Dog control remains a topic of conversation in Pelham

PELHAM — In a widely distributed letter to dog owners, also posted on the town’s website, the Selectboard summarized the changes to the leash and control regulations passed this year, and how the fee structure for violations dogs has increased.

“There’s a new, higher fine scale,” Police Chief Gary Thomann said. “The first offense went up to $25.”
Violations subject to a fine include biting and other aggressive behavior, running away, nuisance barking, chasing livestock, and not having a dog license. Fines start at $25 and go up to $50 and $75 for a second and third offence. Inhuman treatment peaks at $100 after multiple offenses.

The letter posted on the website on December 22 said dog owners would receive the letter by post, which would also appear in the winter edition of the Pelham Slate.
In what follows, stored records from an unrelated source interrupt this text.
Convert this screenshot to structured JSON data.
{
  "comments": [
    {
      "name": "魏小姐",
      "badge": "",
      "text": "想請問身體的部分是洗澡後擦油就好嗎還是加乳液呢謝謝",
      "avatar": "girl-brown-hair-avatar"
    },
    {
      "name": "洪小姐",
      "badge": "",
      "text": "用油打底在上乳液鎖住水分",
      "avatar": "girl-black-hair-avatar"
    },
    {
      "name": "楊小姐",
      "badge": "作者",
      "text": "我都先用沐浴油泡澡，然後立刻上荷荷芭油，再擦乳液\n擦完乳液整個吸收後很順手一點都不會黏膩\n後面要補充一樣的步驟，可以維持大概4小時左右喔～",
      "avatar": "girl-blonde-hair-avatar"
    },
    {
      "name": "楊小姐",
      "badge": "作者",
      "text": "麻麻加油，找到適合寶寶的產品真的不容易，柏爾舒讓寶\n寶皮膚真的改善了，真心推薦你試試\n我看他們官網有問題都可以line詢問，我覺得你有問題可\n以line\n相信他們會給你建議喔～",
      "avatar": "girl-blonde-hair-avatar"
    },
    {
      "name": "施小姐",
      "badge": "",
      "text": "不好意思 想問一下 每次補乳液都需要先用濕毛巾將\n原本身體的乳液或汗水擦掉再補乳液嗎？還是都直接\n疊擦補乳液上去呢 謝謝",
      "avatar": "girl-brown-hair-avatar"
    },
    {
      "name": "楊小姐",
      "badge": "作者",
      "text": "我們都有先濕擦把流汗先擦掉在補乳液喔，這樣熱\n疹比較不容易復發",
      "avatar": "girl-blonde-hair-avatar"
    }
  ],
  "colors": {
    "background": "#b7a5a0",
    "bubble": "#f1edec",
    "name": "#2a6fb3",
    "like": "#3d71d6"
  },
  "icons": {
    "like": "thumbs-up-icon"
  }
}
According to the letter, subsection 5-3, subsection 5-7 and subsection 18 have been amended to further clarify the degree of control required and the fines for each breach. It ended with the statement in bold: “So there is a leash law in Pelham. All complaints and suspected violations should be reported to the Dog Manager, 413-800-6280.
As of December 28, the Dog Officer’s voicemail had not yet been configured.

The missive to dog owners clarified the language of the city’s confusing leash law. Section 22, passed at the 2019 annual municipal meeting, stated that an off-leash dog wandering beyond the boundaries of its owner’s property is in violation of the leash law, unless the dog trains, works or hunts. Section 23, defeated at the 2019 meeting, required “dogs on city property to be leashed at all times.”

The new wording of the bylaw states, “The city requires all dog owners to keep their dogs under control at all times for the purpose of protecting people and animals from injury, protecting property from damage and preventing harm. dog nuisance.

Conservation lands, such as the Buffam Falls Conservation Area, are not city-owned land. This may have caused confusion among dog owners, who let animals run around the shelter. Other residents, walking the trails there, have experienced more incidents with dogs than in the past, precipitating the stronger language of city bylaws.

Thomann observed that some residents were supportive of the new deterrents, while others were not. He saw two possible causes for the disagreements. “A lot of people think they have voice control over their dogs, but that’s not true,” he said. “Some people confuse an overly friendly dog ​​with an aggressive dog, so there’s that too.”

Item 3 from the October 2021 meeting, which called for funding a canine patrol officer for $15,000 per year, was withdrawn.

At a selection committee meeting ahead of the October 2021 town meeting, member David Shanahan spoke about the issues he saw with the position. A canine patrol officer paid $25 an hour would only work 11 hours a week. The Patrol Constable would not be a calming presence as there is too much land in Pelham to survey in so few hours.

“So no, it’s not really true that you’ll meet anyone on the track,” Shanahan said. “I don’t think it’s effective.”

During this discussion, resident Bill Pula argued in favor of the patroller. He said of the stricter leash law: “If nobody enforces it, it won’t matter… It’s an exercise in futility.”

Thomann, speaking after the October 2021 vote strengthened the leash law, suggested the patroller was still a possibility. He said, “It’s been postponed.”

After more than two years of exploring options, interviewing residents, enduring canine misbehavior and rewriting bylaws, the letter said the current version of Pelham’s Code does not reflect changes to bylaws passed in 2019. The “codification process” had not yet been completed.